Art on the Underground presented a major new commission by British artist Heather Phillipson for the disused platform at Gloucester Road Underground station in June 2018. my name is lettie eggsyrub, Phillipson’s first public commission in the U.K, filled the 80m platform at the station and was on view from June 2018 – June 2019.
London-based Phillipson works in video, sculpture, online media, music, drawing, poetry and what she calls walk-in collages. Relationships between human and non-human animals are a recurring theme in her work and for this commission she focusses on the egg as an object of reproduction, subject to human interference. In her space-filling sculptural and video installation for Gloucester Road’s disused platform, Phillipson used video game-style layout techniques to magnify eggs and avian body-parts to monstrous proportions.

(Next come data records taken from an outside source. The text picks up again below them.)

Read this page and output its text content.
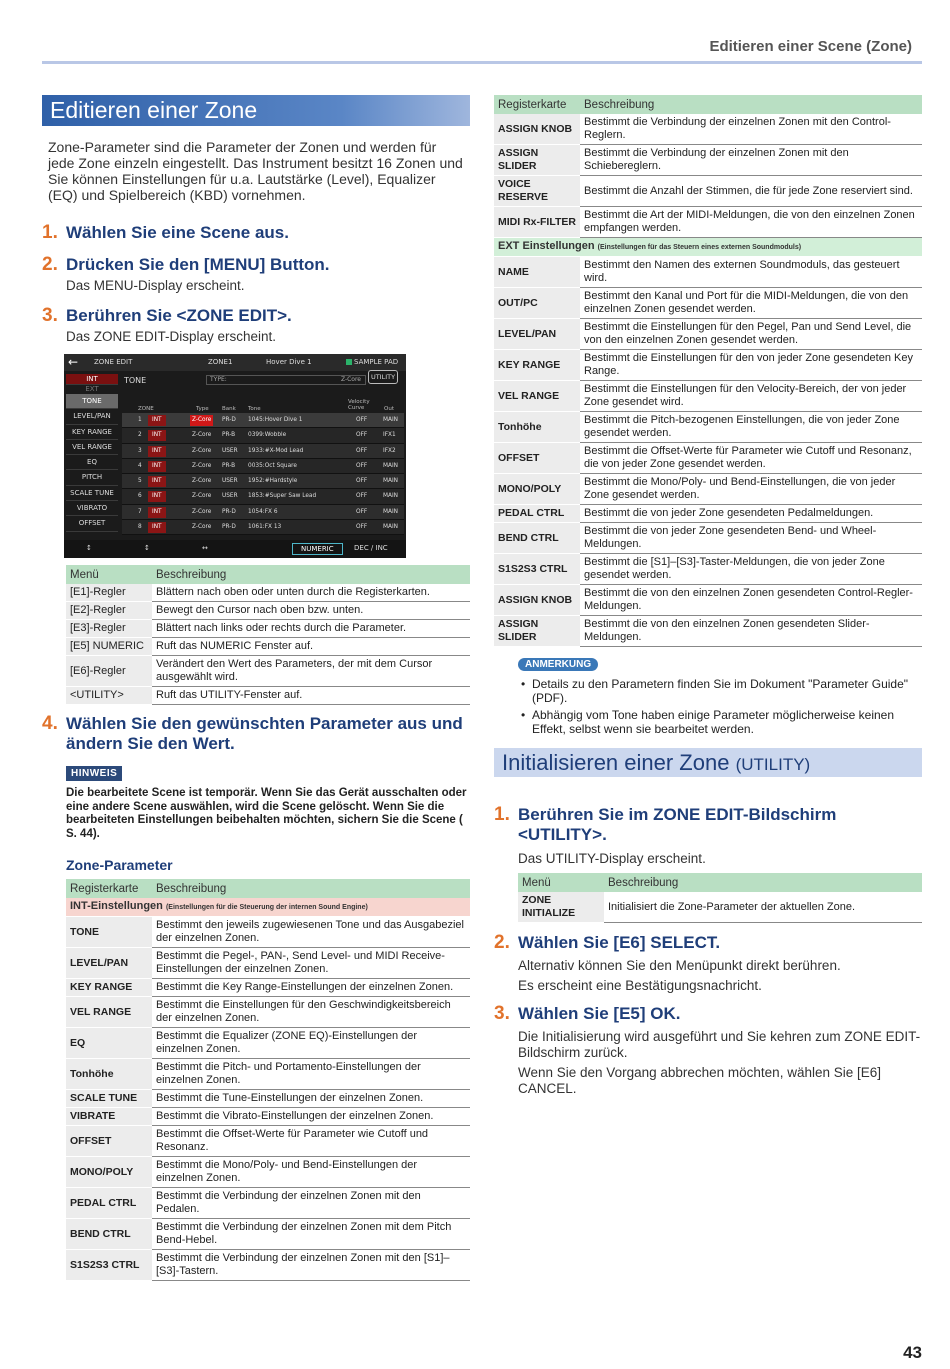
Editieren einer Scene (Zone)
Editieren einer Zone
Zone-Parameter sind die Parameter der Zonen und werden für jede Zone einzeln eingestellt. Das Instrument besitzt 16 Zonen und Sie können Einstellungen für u.a. Lautstärke (Level), Equalizer (EQ) und Spielbereich (KBD) vornehmen.
1. Wählen Sie eine Scene aus.
2. Drücken Sie den [MENU] Button.
Das MENU-Display erscheint.
3. Berühren Sie <ZONE EDIT>.
Das ZONE EDIT-Display erscheint.
←	ZONE EDIT	ZONE1	Hover Dive 1	SAMPLE PAD
INT
EXT
TONE
LEVEL/PAN
KEY RANGE
VEL RANGE
EQ
PITCH
SCALE TUNE
VIBRATO
OFFSET
TONE	TYPE:	Z-Core	UTILITY
ZONE	Type Bank Tone
Velocity Curve	Out
1	INT	Z-Core	PR-D 1045:Hover Dive 1	OFF	MAIN
2	INT	Z-Core PR-B 0399:Wobble	OFF	IFX1
3	INT	Z-Core USER 1933:#X-Mod Lead	OFF	IFX2
4	INT	Z-Core PR-B 0035:Oct Square	OFF	MAIN
5	INT	Z-Core USER 1952:#Hardstyle	OFF	MAIN
6	INT	Z-Core USER 1853:#Super Saw Lead	OFF	MAIN
7	INT	Z-Core PR-D 1054:FX 6	OFF	MAIN
8	INT	Z-Core PR-D 1061:FX 13	OFF	MAIN
↕	↕	↔	NUMERIC	DEC / INC
Menü	Beschreibung
[E1]-Regler	Blättern nach oben oder unten durch die Registerkarten.
[E2]-Regler	Bewegt den Cursor nach oben bzw. unten.
[E3]-Regler	Blättert nach links oder rechts durch die Parameter.
[E5] NUMERIC	Ruft das NUMERIC Fenster auf.
[E6]-Regler	Verändert den Wert des Parameters, der mit dem Cursor ausgewählt wird.
<UTILITY>	Ruft das UTILITY-Fenster auf.
4. Wählen Sie den gewünschten Parameter aus und ändern Sie den Wert.
HINWEIS
Die bearbeitete Scene ist temporär. Wenn Sie das Gerät ausschalten oder eine andere Scene auswählen, wird die Scene gelöscht. Wenn Sie die bearbeiteten Einstellungen beibehalten möchten, sichern Sie die Scene ( S. 44).
Zone-Parameter
Registerkarte	Beschreibung
INT-Einstellungen (Einstellungen für die Steuerung der internen Sound Engine)	
TONE	Bestimmt den jeweils zugewiesenen Tone und das Ausgabeziel der einzelnen Zonen.
LEVEL/PAN	Bestimmt die Pegel-, PAN-, Send Level- und MIDI Receive-Einstellungen der einzelnen Zonen.
KEY RANGE	Bestimmt die Key Range-Einstellungen der einzelnen Zonen.
VEL RANGE	Bestimmt die Einstellungen für den Geschwindigkeitsbereich der einzelnen Zonen.
EQ	Bestimmt die Equalizer (ZONE EQ)-Einstellungen der einzelnen Zonen.
Tonhöhe	Bestimmt die Pitch- und Portamento-Einstellungen der einzelnen Zonen.
SCALE TUNE	Bestimmt die Tune-Einstellungen der einzelnen Zonen.
VIBRATE	Bestimmt die Vibrato-Einstellungen der einzelnen Zonen.
OFFSET	Bestimmt die Offset-Werte für Parameter wie Cutoff und Resonanz.
MONO/POLY	Bestimmt die Mono/Poly- und Bend-Einstellungen der einzelnen Zonen.
PEDAL CTRL	Bestimmt die Verbindung der einzelnen Zonen mit den Pedalen.
BEND CTRL	Bestimmt die Verbindung der einzelnen Zonen mit dem Pitch Bend-Hebel.
S1S2S3 CTRL	Bestimmt die Verbindung der einzelnen Zonen mit den [S1]–[S3]-Tastern.
Registerkarte	Beschreibung
ASSIGN KNOB	Bestimmt die Verbindung der einzelnen Zonen mit den Control-Reglern.
ASSIGN SLIDER	Bestimmt die Verbindung der einzelnen Zonen mit den Schiebereglern.
VOICE RESERVE	Bestimmt die Anzahl der Stimmen, die für jede Zone reserviert sind.
MIDI Rx-FILTER	Bestimmt die Art der MIDI-Meldungen, die von den einzelnen Zonen empfangen werden.
EXT Einstellungen (Einstellungen für das Steuern eines externen Soundmoduls)	
NAME	Bestimmt den Namen des externen Soundmoduls, das gesteuert wird.
OUT/PC	Bestimmt den Kanal und Port für die MIDI-Meldungen, die von den einzelnen Zonen gesendet werden.
LEVEL/PAN	Bestimmt die Einstellungen für den Pegel, Pan und Send Level, die von den einzelnen Zonen gesendet werden.
KEY RANGE	Bestimmt die Einstellungen für den von jeder Zone gesendeten Key Range.
VEL RANGE	Bestimmt die Einstellungen für den Velocity-Bereich, der von jeder Zone gesendet wird.
Tonhöhe	Bestimmt die Pitch-bezogenen Einstellungen, die von jeder Zone gesendet werden.
OFFSET	Bestimmt die Offset-Werte für Parameter wie Cutoff und Resonanz, die von jeder Zone gesendet werden.
MONO/POLY	Bestimmt die Mono/Poly- und Bend-Einstellungen, die von jeder Zone gesendet werden.
PEDAL CTRL	Bestimmt die von jeder Zone gesendeten Pedalmeldungen.
BEND CTRL	Bestimmt die von jeder Zone gesendeten Bend- und Wheel-Meldungen.
S1S2S3 CTRL	Bestimmt die [S1]–[S3]-Taster-Meldungen, die von jeder Zone gesendet werden.
ASSIGN KNOB	Bestimmt die von den einzelnen Zonen gesendeten Control-Regler-Meldungen.
ASSIGN SLIDER	Bestimmt die von den einzelnen Zonen gesendeten Slider-Meldungen.
ANMERKUNG
• Details zu den Parametern finden Sie im Dokument "Parameter Guide" (PDF).
• Abhängig vom Tone haben einige Parameter möglicherweise keinen Effekt, selbst wenn sie bearbeitet werden.
Initialisieren einer Zone (UTILITY)
1. Berühren Sie im ZONE EDIT-Bildschirm <UTILITY>.
Das UTILITY-Display erscheint.
Menü	Beschreibung
ZONE INITIALIZE	Initialisiert die Zone-Parameter der aktuellen Zone.
2. Wählen Sie [E6] SELECT.
Alternativ können Sie den Menüpunkt direkt berühren.
Es erscheint eine Bestätigungsnachricht.
3. Wählen Sie [E5] OK.
Die Initialisierung wird ausgeführt und Sie kehren zum ZONE EDIT-Bildschirm zurück.
Wenn Sie den Vorgang abbrechen möchten, wählen Sie [E6] CANCEL.
43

Phillipson stated: “’my name is lettie eggsyrub’ enlarges the egg as a nucleus of conflict. I wanted Gloucester Road station to become a parallel ‘scape’ – a subterranean disturbance, in which hyper-real, creaturely simulations and analogue counterparts dwarf passengers. Using the bold, simplified visual techniques of early computer gaming graphics, both stylistically and as an organising principle, the passing platform becomes a sequence of overlapping vulnerabilities and escape tactics, in which so-called human and avian – winner/loser – roles might reverse. We too begin as eggs. According to this logic, humans are also at the mercy of weaponised food, exposed embryos, dangling, leaking and mechanical equipment, unignorable disorder and potential revolt. Throughout, the egg recurs as a harbinger and taunt – not only as one of the most fundamental forms in reproductive systems and as representation of fertility, strength, birth and futurity, but also, crucially, (over)production, consumption, exploitation and fragility.”
Assembled across the disused platform, this work featured various large-scale sculptures including two 4-metre-high 3D eggs, a huge automated whisk, twelve 65” video screens and 16 printed panels alongside oversized suspended images. Computer game aesthetics featuring egg sandwiches, scientific diagrams of chicken foetuses, and tomato ketchup and custard tarts speeding through sci-fi graphics, suggested a present tense of menace and dominion.
Phillipson’s installation at Gloucester Road Underground station conjured many understandings of the egg – as new life and possibility, as clichéd reference, as human-animal consumption, as cultural projection, as online anonymity in reference to the former default Twitter avatar, and as indicative of a widespread detachment from foodstuffs and their origins. Phillipson used surreal and at times comic, at times uncomfortable, images to blast assumed positions. In all her work, humour appears in subversive and provocative manners to question dominant power- and thought-structures.
As an extension of this work, Phillipson created a sequence of images and slogans on the vinyl panels which ran the length of the escalator panels at Notting Hill Gate and Bethnal Green stations.